1月1日元旦のシャンゼリゼ通りは、いつもながら人であふれていました。


トヨタショールームが開いていたので入ってみました。

入口にハイライトされて展示されていたのは、小型車「iQ」です。

なんと壁にも貼り付けられていました。


奥には、プリウスのカットアウトサンプルがあり、技術的なウンチクを説明していました。


また、2階のフロアはレース車展示コーナーになっており、「貴方のレースドライバー適性テスト」というゲームは、結構人気のようで、お客様が並んでいました。


 ちなみに、近くにあるルノーショールームはずっと来客が多く、あまりの人の多さに入るのを断念しました。



 ショールームを見ての印象は、フランスにおけるトヨタは、『ハイテクガゼット』のような位置づけを狙っているのかな、ということです。

 いろいろなアイデアが盛り込まれた超小型車「iQ」、独自ハイテク技術に支えられたエコカープリウス」、これらで代表されるイメージは、伝統やステイタス、安心感を重視する欧州ブランドとはまるで異なるポジショニングのものです。

 日本におけるトヨタは、フルラインアップですべてのカテゴリーををおさえる、まさに「王者の戦略」なわけですが、フランスでは、ニッチで尖がった路線を狙っているようです。

 高級車のカテゴリーは「レクサス」ブランドとしていることから、「レクサス」と「トヨタ」で、ブランドのポジショニングを明確に区別しなければならないという背景もあるのでしょう。
 実際には、どちらのブランドも十分に浸透しているとは言えないフランスでは、戦線が分散してしまい苦労していることと思われます。


トヨタが狙っているブランドの方向性については、私も、フランスで突破口を開くにはおそらくこれしかないのだろうな、と感じます。

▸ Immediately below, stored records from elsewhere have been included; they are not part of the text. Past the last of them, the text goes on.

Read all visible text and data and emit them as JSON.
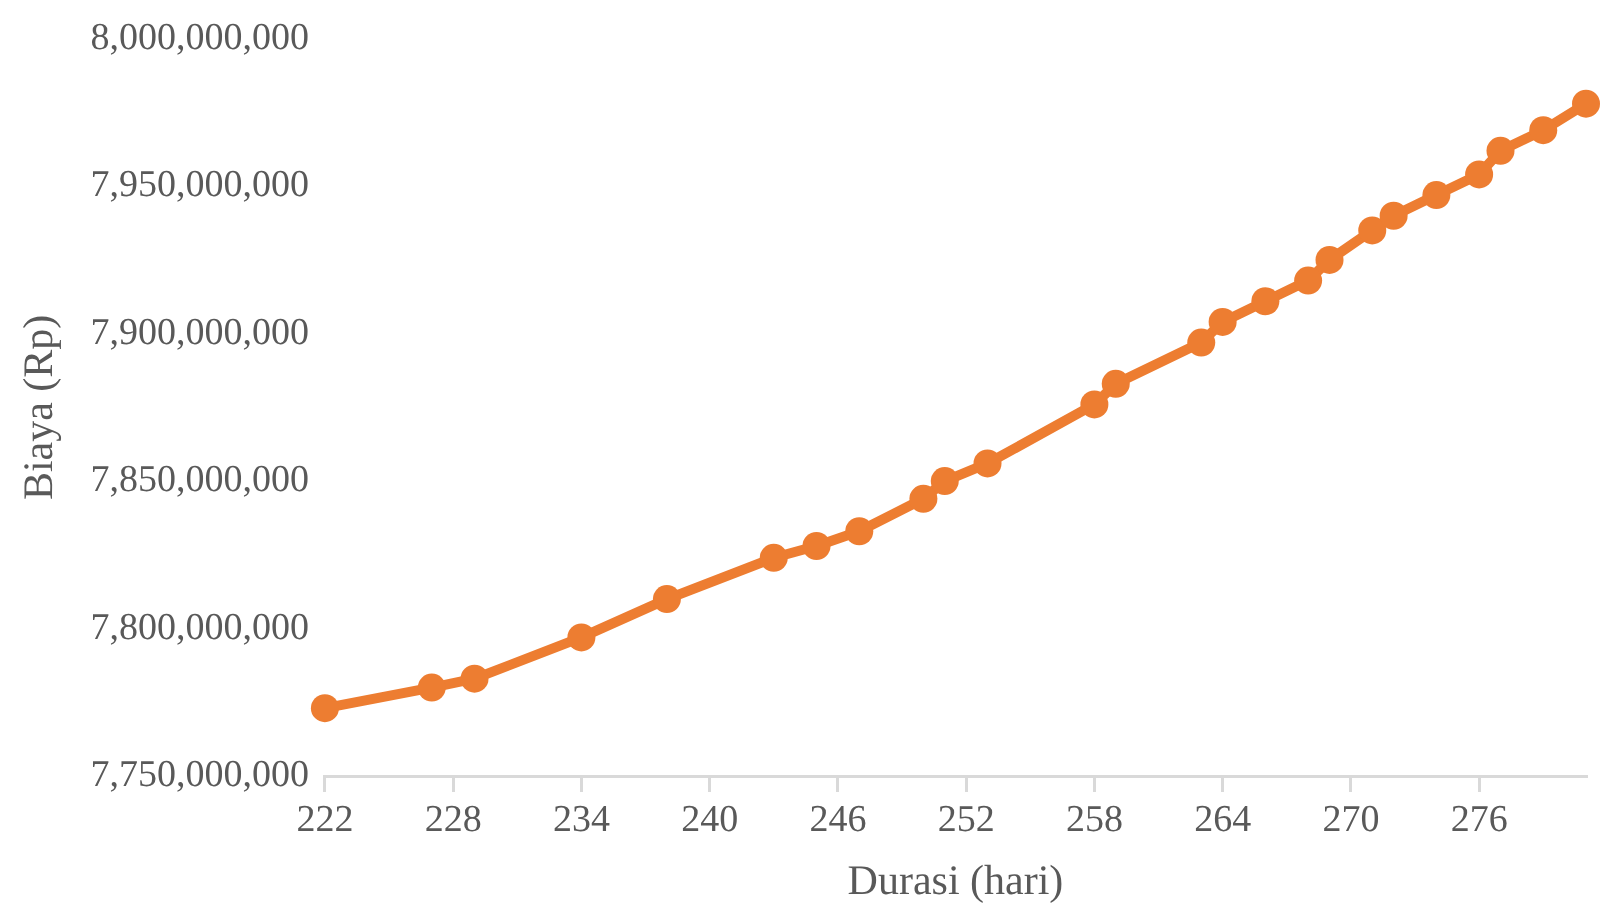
{
  "chart_data": {
    "type": "line",
    "xlabel": "Durasi (hari)",
    "ylabel": "Biaya (Rp)",
    "x": [
      222,
      227,
      229,
      234,
      238,
      243,
      245,
      247,
      250,
      251,
      253,
      258,
      259,
      263,
      264,
      266,
      268,
      269,
      271,
      272,
      274,
      276,
      277,
      279,
      281
    ],
    "series": [
      {
        "color": "#ed7d31",
        "values": [
          7773000000,
          7780000000,
          7783000000,
          7797000000,
          7810000000,
          7824000000,
          7828000000,
          7833000000,
          7844000000,
          7850000000,
          7856000000,
          7876000000,
          7883000000,
          7897000000,
          7904000000,
          7911000000,
          7918000000,
          7925000000,
          7935000000,
          7940000000,
          7947000000,
          7954000000,
          7962000000,
          7969000000,
          7978000000
        ]
      }
    ],
    "xlim": [
      222,
      281
    ],
    "xticks": [
      222,
      228,
      234,
      240,
      246,
      252,
      258,
      264,
      270,
      276
    ],
    "ylim": [
      7750000000,
      8000000000
    ],
    "yticks": [
      {
        "value": 7750000000,
        "label": "7,750,000,000"
      },
      {
        "value": 7800000000,
        "label": "7,800,000,000"
      },
      {
        "value": 7850000000,
        "label": "7,850,000,000"
      },
      {
        "value": 7900000000,
        "label": "7,900,000,000"
      },
      {
        "value": 7950000000,
        "label": "7,950,000,000"
      },
      {
        "value": 8000000000,
        "label": "8,000,000,000"
      }
    ],
    "grid": false,
    "legend": false,
    "marker": "circle",
    "line_style": "solid"
  }
}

 自動車というのは、まだ「機能価値」がかなり評価される商品だと思われます。家電で言うと、「マシーン」とみなされている洗濯機に近いイメージです。
 こうした商品のマーケティングでは、技術的に裏付けされた機能的な優位性、それに加えて商品の「信頼性」が重要になってきます。

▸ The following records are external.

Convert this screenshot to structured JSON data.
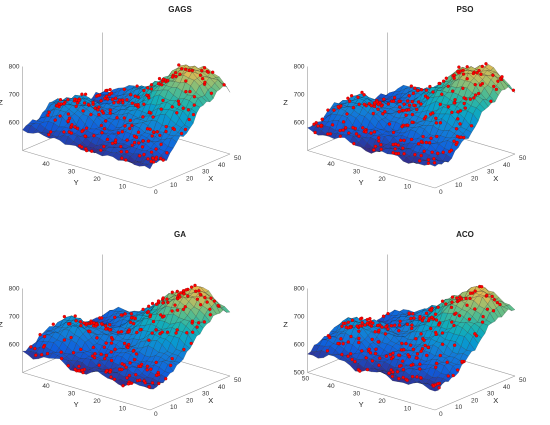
{
  "figure": {
    "layout": "2x2"
  },
  "chart_data": [
    {
      "type": "surface",
      "title": "GAGS",
      "xlabel": "X",
      "ylabel": "Y",
      "zlabel": "Z",
      "xlim": [
        0,
        50
      ],
      "ylim": [
        0,
        50
      ],
      "zlim": [
        500,
        800
      ],
      "xticks": [
        "0",
        "10",
        "20",
        "30",
        "40",
        "50"
      ],
      "yticks": [
        "10",
        "20",
        "30",
        "40"
      ],
      "zticks": [
        "600",
        "700",
        "800"
      ],
      "colormap": "parula",
      "marker_color": "#ff0000",
      "surface_z_range": [
        560,
        800
      ],
      "ridge": {
        "x": 45,
        "y": 10,
        "z": 800
      },
      "scatter_points_description": "red path points lying on the surface"
    },
    {
      "type": "surface",
      "title": "PSO",
      "xlabel": "X",
      "ylabel": "Y",
      "zlabel": "Z",
      "xlim": [
        0,
        50
      ],
      "ylim": [
        0,
        50
      ],
      "zlim": [
        500,
        800
      ],
      "xticks": [
        "0",
        "10",
        "20",
        "30",
        "40",
        "50"
      ],
      "yticks": [
        "10",
        "20",
        "30",
        "40"
      ],
      "zticks": [
        "600",
        "700",
        "800"
      ],
      "colormap": "parula",
      "marker_color": "#ff0000",
      "surface_z_range": [
        560,
        800
      ],
      "ridge": {
        "x": 45,
        "y": 10,
        "z": 800
      }
    },
    {
      "type": "surface",
      "title": "GA",
      "xlabel": "X",
      "ylabel": "Y",
      "zlabel": "Z",
      "xlim": [
        0,
        50
      ],
      "ylim": [
        0,
        50
      ],
      "zlim": [
        500,
        800
      ],
      "xticks": [
        "0",
        "10",
        "20",
        "30",
        "40",
        "50"
      ],
      "yticks": [
        "10",
        "20",
        "30",
        "40"
      ],
      "zticks": [
        "600",
        "700",
        "800"
      ],
      "colormap": "parula",
      "marker_color": "#ff0000",
      "surface_z_range": [
        560,
        800
      ],
      "ridge": {
        "x": 45,
        "y": 10,
        "z": 800
      }
    },
    {
      "type": "surface",
      "title": "ACO",
      "xlabel": "X",
      "ylabel": "Y",
      "zlabel": "Z",
      "xlim": [
        0,
        50
      ],
      "ylim": [
        0,
        50
      ],
      "zlim": [
        500,
        800
      ],
      "xticks": [
        "0",
        "10",
        "20",
        "30",
        "40",
        "50"
      ],
      "yticks": [
        "10",
        "20",
        "30",
        "40",
        "50"
      ],
      "zticks": [
        "500",
        "600",
        "700",
        "800"
      ],
      "colormap": "parula",
      "marker_color": "#ff0000",
      "surface_z_range": [
        560,
        800
      ],
      "ridge": {
        "x": 45,
        "y": 10,
        "z": 800
      }
    }
  ]
}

 自動車の面白いところは、まだ購入金額が高いこともあり、そこにさらに「感性価値」が重く乗っかってくることです。
 欧州では特にこの部分は重要なのでしょう。
 しかし、伝統的に地場ブランドが顧客のマインドを絶対的に押さえている欧州では、「感性価値」のエリアで価値を付加していくには、商品の信頼性を打ち立てるよりも、もっと長い時間がかかる。
 よって、そこで真っ向から勝負しないポジショニングとして、「機能価値」主体でも成り立ちうる『ハイテクガゼット』という切り口が出てくるのでしょう。
 この切り口であれば、デジカメやムービーなど、日本ブランドが欧州で勝負出来ている例は数多くあります。


 また、もうひとつの切り口は何といっても「エコ」です。
 エコによって、あらゆる商品のマーケットは急速に変化している。
もしこのアリアで突出できれば、過去に築かれてきた欧州ブランドの資産を一気にひっくり返せる可能性もあるでしょう。

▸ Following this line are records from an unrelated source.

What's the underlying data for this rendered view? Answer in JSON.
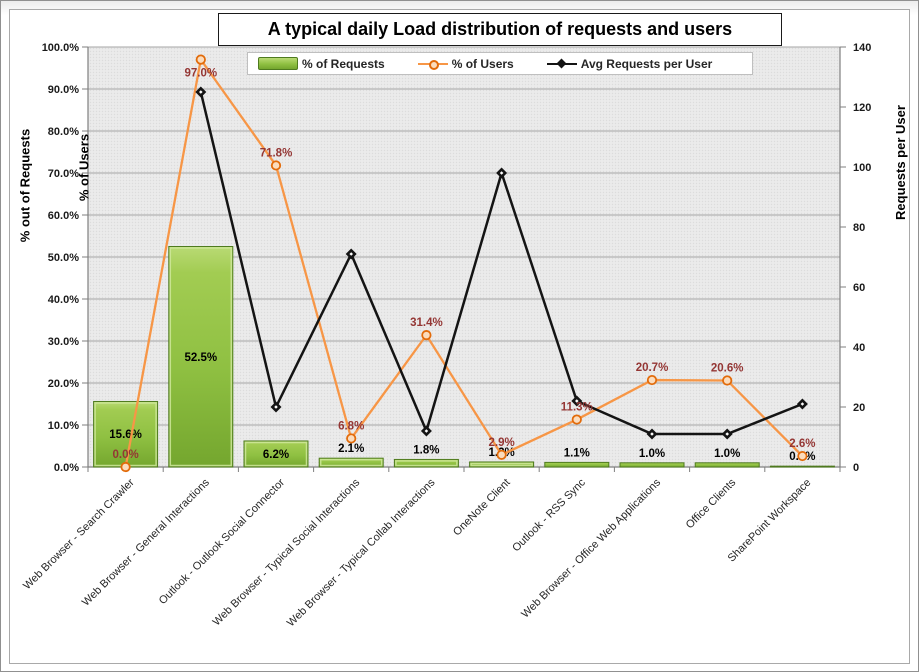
{
  "title": "A typical daily Load distribution of requests and users",
  "legend": {
    "items": [
      {
        "label": "% of Requests",
        "swatch": "bar-green"
      },
      {
        "label": "% of Users",
        "swatch": "line-circle-orange"
      },
      {
        "label": "Avg Requests per User",
        "swatch": "line-diamond-black"
      }
    ]
  },
  "axes": {
    "left_title_primary": "% out of Requests",
    "left_title_secondary": "% of Users",
    "right_title": "Requests  per  User",
    "left_ticks": [
      "100.0%",
      "90.0%",
      "80.0%",
      "70.0%",
      "60.0%",
      "50.0%",
      "40.0%",
      "30.0%",
      "20.0%",
      "10.0%",
      "0.0%"
    ],
    "right_ticks": [
      "140",
      "120",
      "100",
      "80",
      "60",
      "40",
      "20",
      "0"
    ]
  },
  "colors": {
    "bar_fill_top": "#b9da74",
    "bar_fill_mid": "#8fc042",
    "bar_fill_bottom": "#74a62e",
    "bar_stroke": "#4e7a1e",
    "bar_bevel": "#cfe79b",
    "users_line": "#f79646",
    "users_marker_stroke": "#e26b0a",
    "users_marker_fill": "#fbdcbd",
    "users_label": "#943634",
    "avg_line": "#141414",
    "plot_bg": "#ebebeb",
    "plot_dot": "#dcdcdc",
    "gridline": "#a6a6a6",
    "axis_line": "#7f7f7f",
    "bar_label": "#000000",
    "category_label": "#262626"
  },
  "chart_data": {
    "type": "combo-bar-line",
    "title": "A typical daily Load distribution of requests and users",
    "categories": [
      "Web Browser - Search Crawler",
      "Web Browser - General Interactions",
      "Outlook - Outlook Social Connector",
      "Web Browser - Typical Social Interactions",
      "Web Browser - Typical Collab Interactions",
      "OneNote Client",
      "Outlook - RSS Sync",
      "Web Browser - Office Web Applications",
      "Office Clients",
      "SharePoint Workspace"
    ],
    "series": [
      {
        "name": "% of Requests",
        "type": "bar",
        "axis": "left",
        "unit": "%",
        "values": [
          15.6,
          52.5,
          6.2,
          2.1,
          1.8,
          1.2,
          1.1,
          1.0,
          1.0,
          0.2
        ],
        "labels": [
          "15.6%",
          "52.5%",
          "6.2%",
          "2.1%",
          "1.8%",
          "1.2%",
          "1.1%",
          "1.0%",
          "1.0%",
          "0.2%"
        ]
      },
      {
        "name": "% of Users",
        "type": "line",
        "marker": "circle",
        "axis": "left",
        "unit": "%",
        "values": [
          0.0,
          97.0,
          71.8,
          6.8,
          31.4,
          2.9,
          11.3,
          20.7,
          20.6,
          2.6
        ],
        "labels": [
          "0.0%",
          "97.0%",
          "71.8%",
          "6.8%",
          "31.4%",
          "2.9%",
          "11.3%",
          "20.7%",
          "20.6%",
          "2.6%"
        ]
      },
      {
        "name": "Avg Requests per User",
        "type": "line",
        "marker": "diamond",
        "axis": "right",
        "values": [
          null,
          125,
          20,
          71,
          12,
          98,
          22,
          11,
          11,
          21
        ],
        "values_estimated": true,
        "labels": []
      }
    ],
    "left_axis": {
      "title": "% out of Requests / % of Users",
      "min": 0,
      "max": 100,
      "step": 10,
      "format": "percent"
    },
    "right_axis": {
      "title": "Requests per User",
      "min": 0,
      "max": 140,
      "step": 20
    },
    "grid": true,
    "legend_position": "top-inside",
    "x_label_rotation": 45
  }
}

 トヨタは今まで、F1に参戦することによって、商品のパフォーマンスを実証し、客観的に信頼性を高めようとしてきたことと思います。
 特に欧州のゲームであるF1に参加することは、トヨタが欧州メンバーの一員である、欧州人にとって安心してつきあえる「インサイダー」である、ということを伝えるには効果的でしょう。
 しかし、F1が与えるイメージは、エコの方向性とは合致してはいない。
 むしろF1のように自動車の強力なパフォーマンス面を訴求することは、エコの面ではネガティブなイメージを与えてしまう可能性もあるかも知れません。
 よって、F1をやめたことは正解ではないかと思います。
 本来、F1は「レクサス」ブランドで参戦すべきだったかも知れません。


 トヨタは、将来この切り口で成功できるのでしょうか。
 短期的に「機能価値」でどこまで勝負できるのか。
 あるいは欧州地場ブランドとは異なる、例えば若者向けの新たな「感性価値」を提案しようとしているのか。
 いずれにせよ、感性価値の構築にあたっては、レクサスブランドとの2戦線に戦力が分散してしまうことが痛いところだろうと思います。